Client flexibility, but also no common feature set
USENET clients were written as early versions of free software. Their source was packaged and posted on USENET itself. You would read a newsgroup that transported packaged software, and would find a new version of an end user client posted there. You would unpack the source, configure it for your system and compile it, and then try out the new program. If it worked, you would roll out the new version on your systems for your end users.
There were many client programs. Sven Guckes maintained a list at http://www.guckes.net/newsreaders/ .
The wide diversity in reading software also was a main cause of impediment in the evolution of USENET. If a news reading program added features that required additional data in the header or the body of an article, all other reading programs would have problems decoding that. Simple things, such as support for Umlauts, required encoding of characters because some systems broke Non-ASCII characters. So “Kristian Köhntopp” was encoded as “Kristian =?iso-8859?Q?K=F6hntopp?=”. While it was displayed properly in readers that supported decoding this, it was shown as “Kristian Iso-something-topp” to everybody else (and that is how I got my nickname, Isotopp, by the way).
Putting rich content, such as formatting in Markup or HTML, or inline-images into messages was even worse, because it made messages completely unreadable to users with clients that did not support these new formats.
Consequently, all extensions got heavy resistance from end-users and operators everywhere, and eventually USENET evolution stopped, and everybody moved to web forums.

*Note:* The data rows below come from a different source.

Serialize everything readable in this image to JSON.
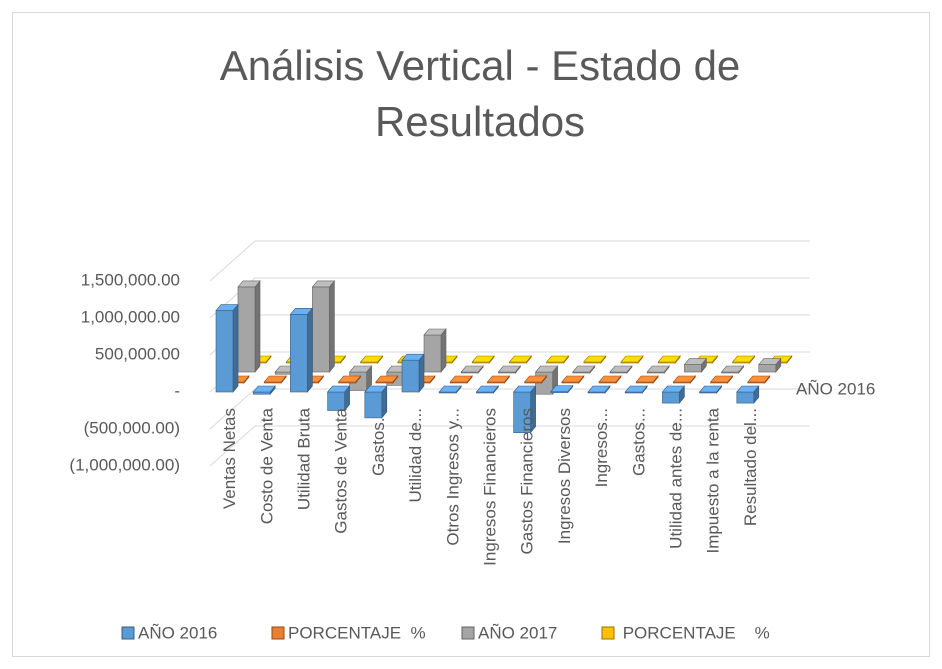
{
  "chart_data": {
    "type": "bar3d",
    "title": "Análisis Vertical -  Estado de Resultados",
    "z_axis_label": "AÑO 2016",
    "categories": [
      "Ventas Netas",
      "Costo de Venta",
      "Utilidad Bruta",
      "Gastos de Venta",
      "Gastos...",
      "Utilidad de...",
      "Otros Ingresos y...",
      "Ingresos Financieros",
      "Gastos Financieros",
      "Ingresos Diversos",
      "Ingresos...",
      "Gastos...",
      "Utilidad antes de...",
      "Impuesto a la renta",
      "Resultado del..."
    ],
    "series": [
      {
        "name": "AÑO 2016",
        "color": "#5b9bd5",
        "values": [
          1100000,
          -30000,
          1050000,
          -250000,
          -350000,
          430000,
          -5000,
          0,
          -550000,
          5000,
          -5000,
          -5000,
          -150000,
          -10000,
          -150000
        ]
      },
      {
        "name": "PORCENTAJE  %",
        "color": "#ed7d31",
        "values": [
          100,
          -65,
          35,
          -25,
          -30,
          40,
          0,
          0,
          -50,
          0,
          0,
          0,
          -15,
          -1,
          -14
        ]
      },
      {
        "name": "AÑO 2017",
        "color": "#a5a5a5",
        "values": [
          1150000,
          -30000,
          1150000,
          -250000,
          -180000,
          500000,
          0,
          0,
          -300000,
          0,
          0,
          0,
          100000,
          0,
          100000
        ]
      },
      {
        "name": " PORCENTAJE    %",
        "color": "#ffc000",
        "values": [
          100,
          -55,
          45,
          -20,
          -15,
          45,
          0,
          0,
          -25,
          0,
          0,
          0,
          10,
          0,
          8
        ]
      }
    ],
    "ylim": [
      -1000000,
      1500000
    ],
    "yticks": [
      {
        "value": -1000000,
        "label": "(1,000,000.00)"
      },
      {
        "value": -500000,
        "label": "(500,000.00)"
      },
      {
        "value": 0,
        "label": "-"
      },
      {
        "value": 500000,
        "label": "500,000.00"
      },
      {
        "value": 1000000,
        "label": "1,000,000.00"
      },
      {
        "value": 1500000,
        "label": "1,500,000.00"
      }
    ],
    "grid": true
  }
}
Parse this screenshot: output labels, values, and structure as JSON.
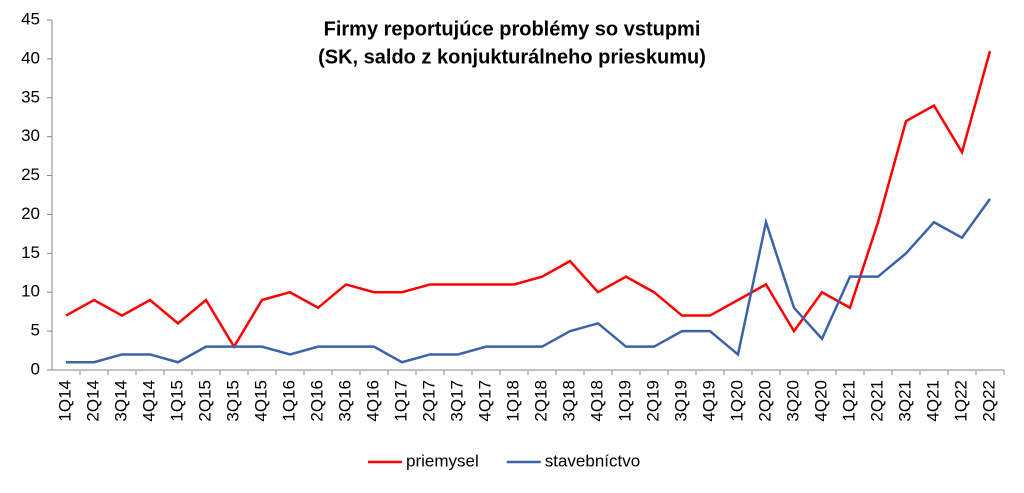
{
  "chart_data": {
    "type": "line",
    "title": [
      "Firmy reportujúce problémy so vstupmi",
      "(SK, saldo z konjukturálneho prieskumu)"
    ],
    "categories": [
      "1Q14",
      "2Q14",
      "3Q14",
      "4Q14",
      "1Q15",
      "2Q15",
      "3Q15",
      "4Q15",
      "1Q16",
      "2Q16",
      "3Q16",
      "4Q16",
      "1Q17",
      "2Q17",
      "3Q17",
      "4Q17",
      "1Q18",
      "2Q18",
      "3Q18",
      "4Q18",
      "1Q19",
      "2Q19",
      "3Q19",
      "4Q19",
      "1Q20",
      "2Q20",
      "3Q20",
      "4Q20",
      "1Q21",
      "2Q21",
      "3Q21",
      "4Q21",
      "1Q22",
      "2Q22"
    ],
    "series": [
      {
        "name": "priemysel",
        "color": "#ff0000",
        "values": [
          7,
          9,
          7,
          9,
          6,
          9,
          3,
          9,
          10,
          8,
          11,
          10,
          10,
          11,
          11,
          11,
          11,
          12,
          14,
          10,
          12,
          10,
          7,
          7,
          9,
          11,
          5,
          10,
          8,
          19,
          32,
          34,
          28,
          41
        ]
      },
      {
        "name": "stavebníctvo",
        "color": "#3c63a8",
        "values": [
          1,
          1,
          2,
          2,
          1,
          3,
          3,
          3,
          2,
          3,
          3,
          3,
          1,
          2,
          2,
          3,
          3,
          3,
          5,
          6,
          3,
          3,
          5,
          5,
          2,
          19,
          8,
          4,
          12,
          12,
          15,
          19,
          17,
          22
        ]
      }
    ],
    "ylim": [
      0,
      45
    ],
    "yticks": [
      0,
      5,
      10,
      15,
      20,
      25,
      30,
      35,
      40,
      45
    ],
    "grid": false,
    "legend": "bottom"
  }
}
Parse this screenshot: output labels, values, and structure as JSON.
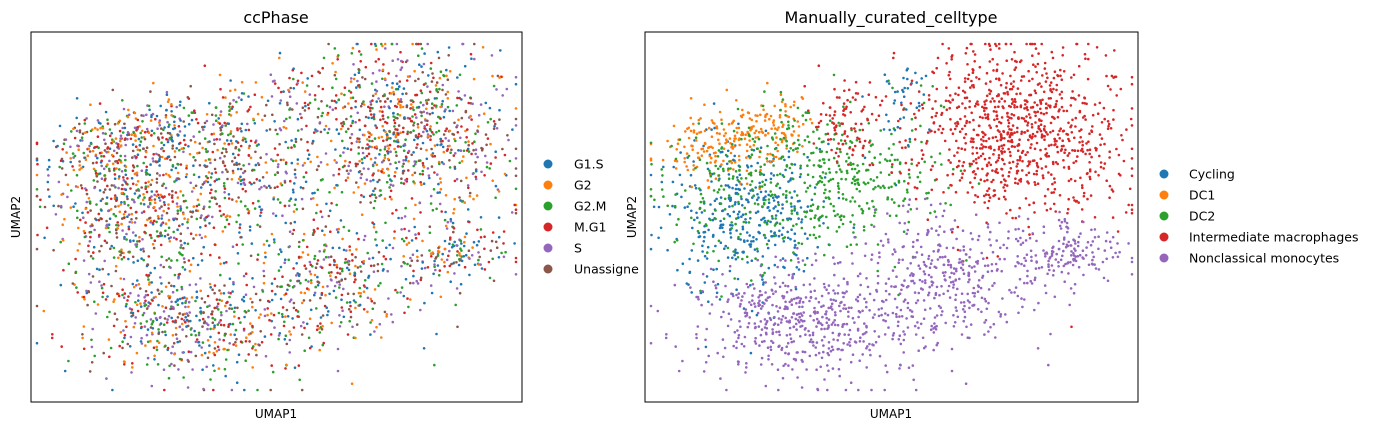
{
  "figure": {
    "panels": [
      {
        "title": "ccPhase",
        "xlabel": "UMAP1",
        "ylabel": "UMAP2",
        "legend": [
          {
            "label": "G1.S",
            "color": "#1f77b4"
          },
          {
            "label": "G2",
            "color": "#ff7f0e"
          },
          {
            "label": "G2.M",
            "color": "#2ca02c"
          },
          {
            "label": "M.G1",
            "color": "#d62728"
          },
          {
            "label": "S",
            "color": "#9467bd"
          },
          {
            "label": "Unassigne",
            "color": "#8c564b"
          }
        ]
      },
      {
        "title": "Manually_curated_celltype",
        "xlabel": "UMAP1",
        "ylabel": "UMAP2",
        "legend": [
          {
            "label": "Cycling",
            "color": "#1f77b4"
          },
          {
            "label": "DC1",
            "color": "#ff7f0e"
          },
          {
            "label": "DC2",
            "color": "#2ca02c"
          },
          {
            "label": "Intermediate macrophages",
            "color": "#d62728"
          },
          {
            "label": "Nonclassical monocytes",
            "color": "#9467bd"
          }
        ]
      }
    ]
  },
  "chart_data": [
    {
      "type": "scatter",
      "title": "ccPhase",
      "xlabel": "UMAP1",
      "ylabel": "UMAP2",
      "x_ticks": "none",
      "y_ticks": "none",
      "grid": false,
      "legend_position": "right, outside",
      "series": [
        {
          "name": "G1.S",
          "color": "#1f77b4"
        },
        {
          "name": "G2",
          "color": "#ff7f0e"
        },
        {
          "name": "G2.M",
          "color": "#2ca02c"
        },
        {
          "name": "M.G1",
          "color": "#d62728"
        },
        {
          "name": "S",
          "color": "#9467bd"
        },
        {
          "name": "Unassigne",
          "color": "#8c564b"
        }
      ]
    },
    {
      "type": "scatter",
      "title": "Manually_curated_celltype",
      "xlabel": "UMAP1",
      "ylabel": "UMAP2",
      "x_ticks": "none",
      "y_ticks": "none",
      "grid": false,
      "legend_position": "right, outside",
      "series": [
        {
          "name": "Cycling",
          "color": "#1f77b4"
        },
        {
          "name": "DC1",
          "color": "#ff7f0e"
        },
        {
          "name": "DC2",
          "color": "#2ca02c"
        },
        {
          "name": "Intermediate macrophages",
          "color": "#d62728"
        },
        {
          "name": "Nonclassical monocytes",
          "color": "#9467bd"
        }
      ]
    }
  ]
}
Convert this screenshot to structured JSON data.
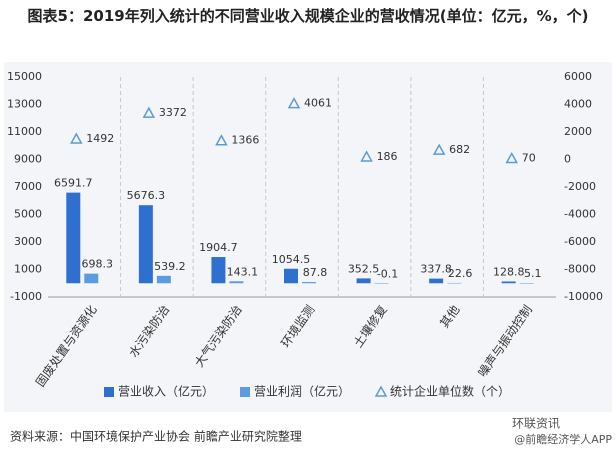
{
  "chart_data": {
    "type": "bar",
    "title": "图表5：2019年列入统计的不同营业收入规模企业的营收情况(单位：亿元，%，个)",
    "categories": [
      "固废处置与资源化",
      "水污染防治",
      "大气污染防治",
      "环境监测",
      "土壤修复",
      "其他",
      "噪声与振动控制"
    ],
    "series": [
      {
        "name": "营业收入（亿元）",
        "color": "#2f6fd0",
        "values": [
          6591.7,
          5676.3,
          1904.7,
          1054.5,
          352.5,
          337.8,
          128.8
        ]
      },
      {
        "name": "营业利润（亿元）",
        "color": "#5b9be0",
        "values": [
          698.3,
          539.2,
          143.1,
          87.8,
          -0.1,
          22.6,
          5.1
        ]
      },
      {
        "name": "统计企业单位数（个）",
        "color": "#5b9bd5",
        "axis": "y2",
        "marker": "triangle",
        "values": [
          1492,
          3372,
          1366,
          4061,
          186,
          682,
          70
        ]
      }
    ],
    "ylim": [
      -1000,
      15000
    ],
    "yticks": [
      -1000,
      1000,
      3000,
      5000,
      7000,
      9000,
      11000,
      13000,
      15000
    ],
    "y2lim": [
      -10000,
      6000
    ],
    "y2ticks": [
      -10000,
      -8000,
      -6000,
      -4000,
      -2000,
      0,
      2000,
      4000,
      6000
    ],
    "grid": false,
    "legend": "bottom",
    "source": "资料来源：中国环境保护产业协会 前瞻产业研究院整理",
    "watermarks": [
      "环联资讯",
      "@前瞻经济学人APP"
    ]
  }
}
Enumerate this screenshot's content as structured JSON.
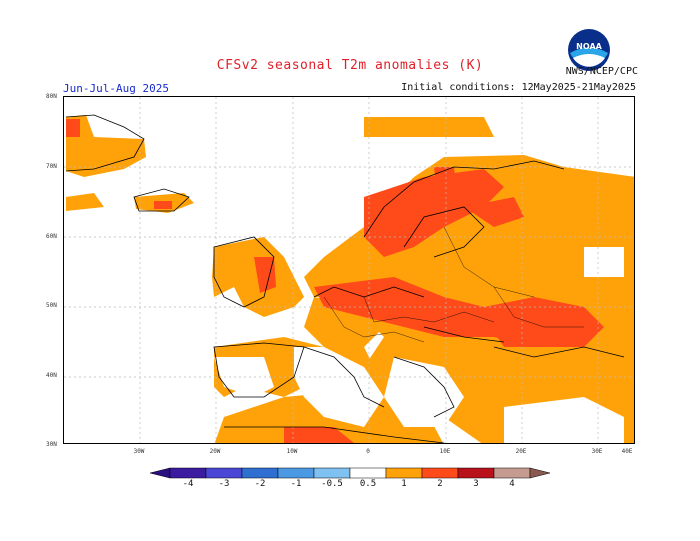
{
  "title": "CFSv2 seasonal T2m anomalies (K)",
  "season": "Jun-Jul-Aug 2025",
  "initial_conditions": "Initial conditions: 12May2025-21May2025",
  "agency": "NWS/NCEP/CPC",
  "logo_text": "NOAA",
  "lat_labels": [
    "80N",
    "70N",
    "60N",
    "50N",
    "40N",
    "30N"
  ],
  "lon_labels": [
    "30W",
    "20W",
    "10W",
    "0",
    "10E",
    "20E",
    "30E",
    "40E"
  ],
  "colorbar": {
    "labels": [
      "-4",
      "-3",
      "-2",
      "-1",
      "-0.5",
      "0.5",
      "1",
      "2",
      "3",
      "4"
    ],
    "colors": [
      "#3b1b9f",
      "#4a47d6",
      "#2f6fd2",
      "#4b98e3",
      "#7fc1f1",
      "#ffffff",
      "#ffa20a",
      "#ff4a1a",
      "#b8111a",
      "#c59a91"
    ],
    "end_low": "#2a0f80",
    "end_high": "#8a5a50"
  },
  "colors": {
    "warm_05_1": "#ffa20a",
    "warm_1_2": "#ff4a1a",
    "warm_2_3": "#b8111a",
    "land_line": "#000000",
    "grid": "#bbbbbb"
  }
}
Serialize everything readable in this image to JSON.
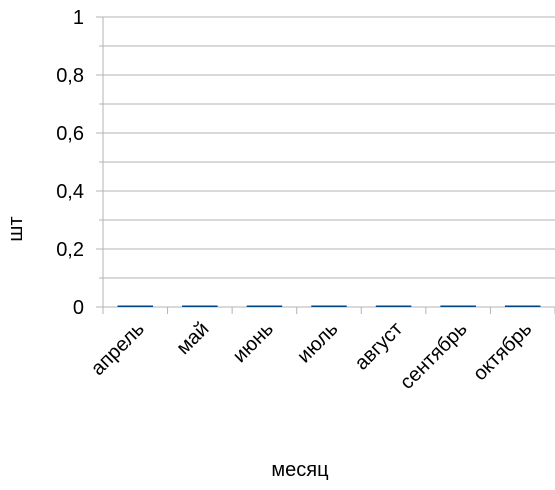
{
  "chart_data": {
    "type": "bar",
    "categories": [
      "апрель",
      "май",
      "июнь",
      "июль",
      "август",
      "сентябрь",
      "октябрь"
    ],
    "values": [
      0,
      0,
      0,
      0,
      0,
      0,
      0
    ],
    "xlabel": "месяц",
    "ylabel": "шт",
    "ylim": [
      0,
      1
    ],
    "yticks": [
      "0",
      "0,2",
      "0,4",
      "0,6",
      "0,8",
      "1"
    ],
    "grid": true,
    "colors": {
      "bar": "#004586",
      "grid": "#b3b3b3",
      "axis": "#b3b3b3",
      "text": "#000000"
    }
  }
}
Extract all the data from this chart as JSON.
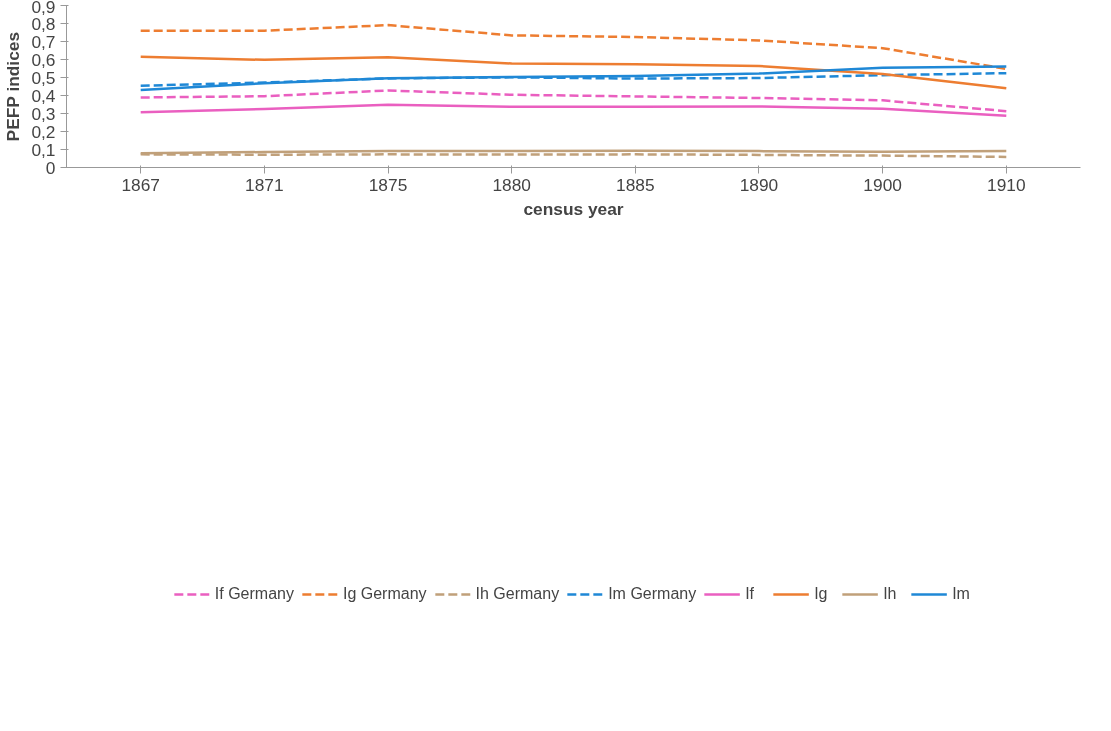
{
  "chart_data": {
    "type": "line",
    "xlabel": "census year",
    "ylabel": "PEFP indices",
    "categories": [
      "1867",
      "1871",
      "1875",
      "1880",
      "1885",
      "1890",
      "1900",
      "1910"
    ],
    "ylim": [
      0,
      0.9
    ],
    "yticks": [
      0,
      {
        "value": 0.1,
        "label": "0,1"
      },
      {
        "value": 0.2,
        "label": "0,2"
      },
      {
        "value": 0.3,
        "label": "0,3"
      },
      {
        "value": 0.4,
        "label": "0,4"
      },
      {
        "value": 0.5,
        "label": "0,5"
      },
      {
        "value": 0.6,
        "label": "0,6"
      },
      {
        "value": 0.7,
        "label": "0,7"
      },
      {
        "value": 0.8,
        "label": "0,8"
      },
      {
        "value": 0.9,
        "label": "0,9"
      }
    ],
    "grid": false,
    "legend": "bottom",
    "marker": "none",
    "series": [
      {
        "name": "If Germany",
        "color": "#ea5fc0",
        "line_style": "dashed",
        "values": [
          0.389,
          0.396,
          0.428,
          0.404,
          0.395,
          0.386,
          0.373,
          0.313
        ]
      },
      {
        "name": "Ig Germany",
        "color": "#ed7d31",
        "line_style": "dashed",
        "values": [
          0.76,
          0.76,
          0.791,
          0.734,
          0.725,
          0.706,
          0.663,
          0.548
        ]
      },
      {
        "name": "Ih Germany",
        "color": "#c0a07a",
        "line_style": "dashed",
        "values": [
          0.073,
          0.071,
          0.073,
          0.072,
          0.073,
          0.07,
          0.066,
          0.059
        ]
      },
      {
        "name": "Im Germany",
        "color": "#1f88d6",
        "line_style": "dashed",
        "values": [
          0.454,
          0.472,
          0.495,
          0.501,
          0.494,
          0.497,
          0.513,
          0.524
        ]
      },
      {
        "name": "If",
        "color": "#ea5fc0",
        "line_style": "solid",
        "values": [
          0.307,
          0.325,
          0.349,
          0.337,
          0.338,
          0.339,
          0.326,
          0.287
        ]
      },
      {
        "name": "Ig",
        "color": "#ed7d31",
        "line_style": "solid",
        "values": [
          0.615,
          0.598,
          0.612,
          0.578,
          0.573,
          0.564,
          0.52,
          0.44
        ]
      },
      {
        "name": "Ih",
        "color": "#c0a07a",
        "line_style": "solid",
        "values": [
          0.079,
          0.086,
          0.092,
          0.092,
          0.093,
          0.091,
          0.087,
          0.091
        ]
      },
      {
        "name": "Im",
        "color": "#1f88d6",
        "line_style": "solid",
        "values": [
          0.431,
          0.468,
          0.496,
          0.503,
          0.508,
          0.522,
          0.554,
          0.561
        ]
      }
    ]
  }
}
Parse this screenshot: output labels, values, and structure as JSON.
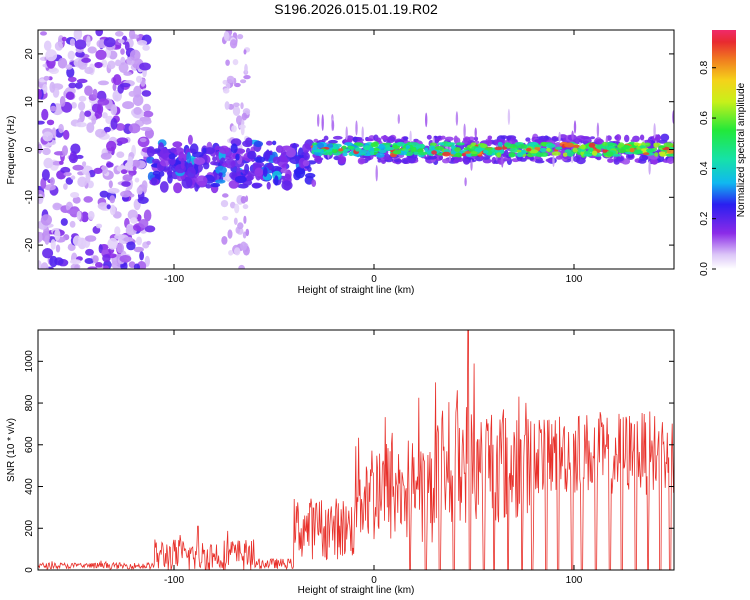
{
  "colors": {
    "snr_line": "#e8302a",
    "frame": "#000000",
    "background": "#ffffff"
  },
  "chart_data": [
    {
      "type": "heatmap",
      "title": "S196.2026.015.01.19.R02",
      "xlabel": "Height of straight line (km)",
      "ylabel": "Frequency (Hz)",
      "xlim": [
        -168,
        150
      ],
      "ylim": [
        -25,
        25
      ],
      "x_ticks": [
        -100,
        0,
        100
      ],
      "y_ticks": [
        -20,
        -10,
        0,
        10,
        20
      ],
      "colorbar": {
        "label": "Normalized spectral amplitude",
        "range": [
          0,
          0.95
        ],
        "ticks": [
          0.0,
          0.2,
          0.4,
          0.6,
          0.8
        ],
        "colormap": "rainbow (violet to red)"
      },
      "features": [
        {
          "name": "noise-region",
          "x_range": [
            -168,
            -112
          ],
          "freq_range": [
            -25,
            25
          ],
          "amplitude": 0.1
        },
        {
          "name": "broad-noise-column",
          "x_range": [
            -75,
            -63
          ],
          "freq_range": [
            -25,
            25
          ],
          "amplitude": 0.05
        },
        {
          "name": "onset-band",
          "x_range": [
            -112,
            -30
          ],
          "freq_center": -3,
          "freq_halfwidth": 4,
          "amplitude": 0.2
        },
        {
          "name": "main-signal-band",
          "x_range": [
            -30,
            150
          ],
          "freq_center": 0,
          "freq_halfwidth": 2,
          "amplitude": 0.6
        }
      ]
    },
    {
      "type": "line",
      "title": "",
      "xlabel": "Height of straight line (km)",
      "ylabel": "SNR (10 * v/v)",
      "xlim": [
        -168,
        150
      ],
      "ylim": [
        0,
        1150
      ],
      "x_ticks": [
        -100,
        0,
        100
      ],
      "y_ticks": [
        0,
        200,
        400,
        600,
        800,
        1000
      ],
      "series": [
        {
          "name": "SNR",
          "x_step": 1,
          "x_start": -168,
          "segments": [
            {
              "x_range": [
                -168,
                -110
              ],
              "level": 20,
              "spread": 15
            },
            {
              "x_range": [
                -110,
                -60
              ],
              "level": 70,
              "spread": 80,
              "peak": 210,
              "peak_at": -88
            },
            {
              "x_range": [
                -60,
                -40
              ],
              "level": 30,
              "spread": 25
            },
            {
              "x_range": [
                -40,
                -10
              ],
              "level": 200,
              "spread": 150
            },
            {
              "x_range": [
                -10,
                30
              ],
              "level": 380,
              "spread": 260
            },
            {
              "x_range": [
                30,
                80
              ],
              "level": 520,
              "spread": 300,
              "peak": 1150,
              "peak_at": 47
            },
            {
              "x_range": [
                80,
                150
              ],
              "level": 560,
              "spread": 200
            }
          ],
          "dropouts_to_zero_near": [
            18,
            26,
            33,
            40,
            48,
            55,
            60,
            67,
            74,
            79,
            86,
            92,
            99,
            104,
            111,
            118,
            124,
            131,
            137,
            143,
            148
          ]
        }
      ]
    }
  ]
}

Essentially, USENET died with the appearance of phpBB and friends.
How web forum software won
Web Forum software was, in the eyes of USENET users, a big step backwards. It was not distributed, the client was primitive and put emphasis on presentation. The presentation was proscribed by the board operator instead of being a choice of the reader.
But web boards were easy to upgrade: With an upgrade, the same set of features was available to all users at once, and there was no possible resistance from users who were slow or negligent in upgrading their software.
While you had to go through a slow and lengthy discussion process and voting process to get just one newsgroup, web forums offered an easy way to get any number of groups on a simple web server with phpBB. Also, you controlled audience and admission, so it was possible to create protected safe spaces — by design an impossibility on USENET.
In the end, that made all but the most hardware tech audience move away from USENET rather quickly, and eventually USENET became irrelevant.